Irán anunció el nombramiento del clérigo chiita Mojtaba Khamenei como nuevo líder supremo de la República Islámica, luego de la muerte de su padre, Ali Khamenei, quien encabezó el sistema político iraní durante más de tres décadas.
La designación fue realizada por la Asamblea de Expertos de Irán, órgano religioso y político encargado constitucionalmente de elegir al líder supremo cuando el cargo queda vacante. El nombramiento se produjo tras varios días en los que un consejo interino asumió temporalmente la conducción del país.
Mojtaba Khamenei, de 56 años, es clérigo formado en los seminarios religiosos de Qom y durante años fue considerado una figura influyente dentro del círculo más cercano al poder en Teherán.

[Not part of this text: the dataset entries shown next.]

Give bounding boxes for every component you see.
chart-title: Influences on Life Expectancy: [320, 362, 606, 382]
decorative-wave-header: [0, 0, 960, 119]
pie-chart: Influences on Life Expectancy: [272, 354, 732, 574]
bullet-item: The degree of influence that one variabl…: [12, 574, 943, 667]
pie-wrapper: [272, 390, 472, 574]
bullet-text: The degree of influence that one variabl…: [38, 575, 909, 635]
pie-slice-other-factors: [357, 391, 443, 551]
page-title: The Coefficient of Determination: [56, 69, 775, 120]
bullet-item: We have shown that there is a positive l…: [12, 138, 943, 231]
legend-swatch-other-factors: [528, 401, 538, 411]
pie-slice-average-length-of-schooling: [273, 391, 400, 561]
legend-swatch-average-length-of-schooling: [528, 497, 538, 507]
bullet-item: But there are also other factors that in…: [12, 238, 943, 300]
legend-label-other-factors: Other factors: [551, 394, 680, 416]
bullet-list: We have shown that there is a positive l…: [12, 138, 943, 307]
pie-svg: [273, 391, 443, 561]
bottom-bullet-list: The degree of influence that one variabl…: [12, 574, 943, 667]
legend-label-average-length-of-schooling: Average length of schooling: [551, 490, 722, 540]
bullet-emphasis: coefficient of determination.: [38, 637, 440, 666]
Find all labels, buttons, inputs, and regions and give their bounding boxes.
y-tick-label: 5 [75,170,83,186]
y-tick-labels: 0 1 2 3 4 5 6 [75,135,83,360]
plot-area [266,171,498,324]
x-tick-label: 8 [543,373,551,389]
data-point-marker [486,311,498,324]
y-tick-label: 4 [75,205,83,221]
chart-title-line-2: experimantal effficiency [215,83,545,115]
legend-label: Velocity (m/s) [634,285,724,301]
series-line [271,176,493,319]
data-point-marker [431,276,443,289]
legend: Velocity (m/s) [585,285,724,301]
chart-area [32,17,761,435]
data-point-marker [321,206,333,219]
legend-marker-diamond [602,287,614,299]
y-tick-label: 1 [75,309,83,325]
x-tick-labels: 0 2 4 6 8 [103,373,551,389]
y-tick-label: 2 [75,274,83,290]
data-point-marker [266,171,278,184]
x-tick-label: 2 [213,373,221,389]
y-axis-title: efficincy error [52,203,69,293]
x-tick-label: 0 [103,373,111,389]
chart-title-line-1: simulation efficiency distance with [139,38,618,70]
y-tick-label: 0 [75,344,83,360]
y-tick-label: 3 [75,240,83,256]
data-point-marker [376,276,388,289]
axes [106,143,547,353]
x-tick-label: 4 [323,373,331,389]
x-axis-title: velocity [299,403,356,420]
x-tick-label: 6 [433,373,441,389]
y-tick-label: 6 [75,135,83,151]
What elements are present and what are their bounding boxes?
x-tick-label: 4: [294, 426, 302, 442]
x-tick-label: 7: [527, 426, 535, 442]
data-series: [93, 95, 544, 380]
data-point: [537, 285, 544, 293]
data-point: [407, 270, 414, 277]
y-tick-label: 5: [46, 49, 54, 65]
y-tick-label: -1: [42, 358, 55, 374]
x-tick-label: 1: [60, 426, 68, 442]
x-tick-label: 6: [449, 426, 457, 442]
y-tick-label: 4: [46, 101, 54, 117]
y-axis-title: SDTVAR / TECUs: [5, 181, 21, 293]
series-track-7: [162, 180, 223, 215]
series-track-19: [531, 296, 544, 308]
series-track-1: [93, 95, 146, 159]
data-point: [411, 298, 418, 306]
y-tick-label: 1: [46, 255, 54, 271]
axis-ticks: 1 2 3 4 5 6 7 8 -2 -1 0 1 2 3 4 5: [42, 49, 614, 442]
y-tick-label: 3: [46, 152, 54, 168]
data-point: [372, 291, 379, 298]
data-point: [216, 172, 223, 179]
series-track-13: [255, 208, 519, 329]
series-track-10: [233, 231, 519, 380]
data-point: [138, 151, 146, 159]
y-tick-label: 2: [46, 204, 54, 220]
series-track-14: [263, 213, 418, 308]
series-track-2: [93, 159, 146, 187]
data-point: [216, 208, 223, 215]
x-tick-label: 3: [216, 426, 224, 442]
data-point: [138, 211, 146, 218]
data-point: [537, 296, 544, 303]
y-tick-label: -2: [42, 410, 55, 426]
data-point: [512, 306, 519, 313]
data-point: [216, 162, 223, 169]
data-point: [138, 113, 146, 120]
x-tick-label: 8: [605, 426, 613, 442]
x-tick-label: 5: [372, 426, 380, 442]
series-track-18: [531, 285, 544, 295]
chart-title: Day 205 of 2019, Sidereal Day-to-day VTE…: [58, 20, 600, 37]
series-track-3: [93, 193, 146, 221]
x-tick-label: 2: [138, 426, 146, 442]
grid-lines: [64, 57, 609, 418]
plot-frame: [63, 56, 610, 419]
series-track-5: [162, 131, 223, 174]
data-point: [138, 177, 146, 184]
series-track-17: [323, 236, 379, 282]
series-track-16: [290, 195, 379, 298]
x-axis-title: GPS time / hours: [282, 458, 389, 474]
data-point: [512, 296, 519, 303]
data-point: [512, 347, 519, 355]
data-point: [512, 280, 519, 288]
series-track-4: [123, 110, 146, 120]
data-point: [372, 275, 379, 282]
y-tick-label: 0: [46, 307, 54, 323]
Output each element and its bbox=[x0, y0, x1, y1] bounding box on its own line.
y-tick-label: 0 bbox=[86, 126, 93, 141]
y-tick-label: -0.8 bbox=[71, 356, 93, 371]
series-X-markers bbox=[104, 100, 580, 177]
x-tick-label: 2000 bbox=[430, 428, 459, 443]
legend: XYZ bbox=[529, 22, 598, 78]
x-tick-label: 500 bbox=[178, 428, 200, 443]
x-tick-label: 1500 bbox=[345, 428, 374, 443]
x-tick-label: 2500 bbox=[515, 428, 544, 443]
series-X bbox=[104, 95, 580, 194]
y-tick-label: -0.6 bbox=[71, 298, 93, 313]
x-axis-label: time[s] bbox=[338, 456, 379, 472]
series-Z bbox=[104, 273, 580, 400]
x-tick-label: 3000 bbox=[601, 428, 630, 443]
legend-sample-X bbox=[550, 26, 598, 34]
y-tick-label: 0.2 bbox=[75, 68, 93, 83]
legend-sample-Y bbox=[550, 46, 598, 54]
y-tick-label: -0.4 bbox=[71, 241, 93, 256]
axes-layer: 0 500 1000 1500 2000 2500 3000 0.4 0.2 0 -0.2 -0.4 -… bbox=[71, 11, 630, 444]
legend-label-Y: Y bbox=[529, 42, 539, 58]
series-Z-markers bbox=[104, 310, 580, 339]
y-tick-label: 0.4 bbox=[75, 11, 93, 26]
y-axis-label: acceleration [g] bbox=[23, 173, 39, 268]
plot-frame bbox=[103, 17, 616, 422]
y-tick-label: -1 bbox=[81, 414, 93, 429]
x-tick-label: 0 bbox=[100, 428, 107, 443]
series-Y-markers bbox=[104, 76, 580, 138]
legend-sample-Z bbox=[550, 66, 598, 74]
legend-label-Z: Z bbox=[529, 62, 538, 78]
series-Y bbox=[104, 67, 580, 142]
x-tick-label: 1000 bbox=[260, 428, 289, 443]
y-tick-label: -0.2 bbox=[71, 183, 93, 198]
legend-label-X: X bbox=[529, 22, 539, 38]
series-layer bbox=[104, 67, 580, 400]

Diversos analistas lo señalaban como uno de los principales operadores políticos de su padre y con estrechos vínculos con la Guardia Revolucionaria Islámica, fuerza militar clave en la estructura del régimen.
La sucesión marca un hecho inédito desde la instauración de la República Islámica tras la Revolución Islámica de Irán de 1979, ya que es la primera vez que el liderazgo supremo pasa directamente de padre a hijo, lo que ha generado críticas entre sectores opositores y observadores internacionales que advierten sobre una posible consolidación de un modelo de poder dinástico dentro del sistema político iraní.
El cambio en la cúpula del poder ocurre además en medio de una creciente tensión en Medio Oriente, tras recientes enfrentamientos entre Irán e Israel y el involucramiento indirecto de Estados Unidos en la región, lo que coloca al nuevo líder supremo frente a uno de los escenarios geopolíticos más delicados de los últimos años.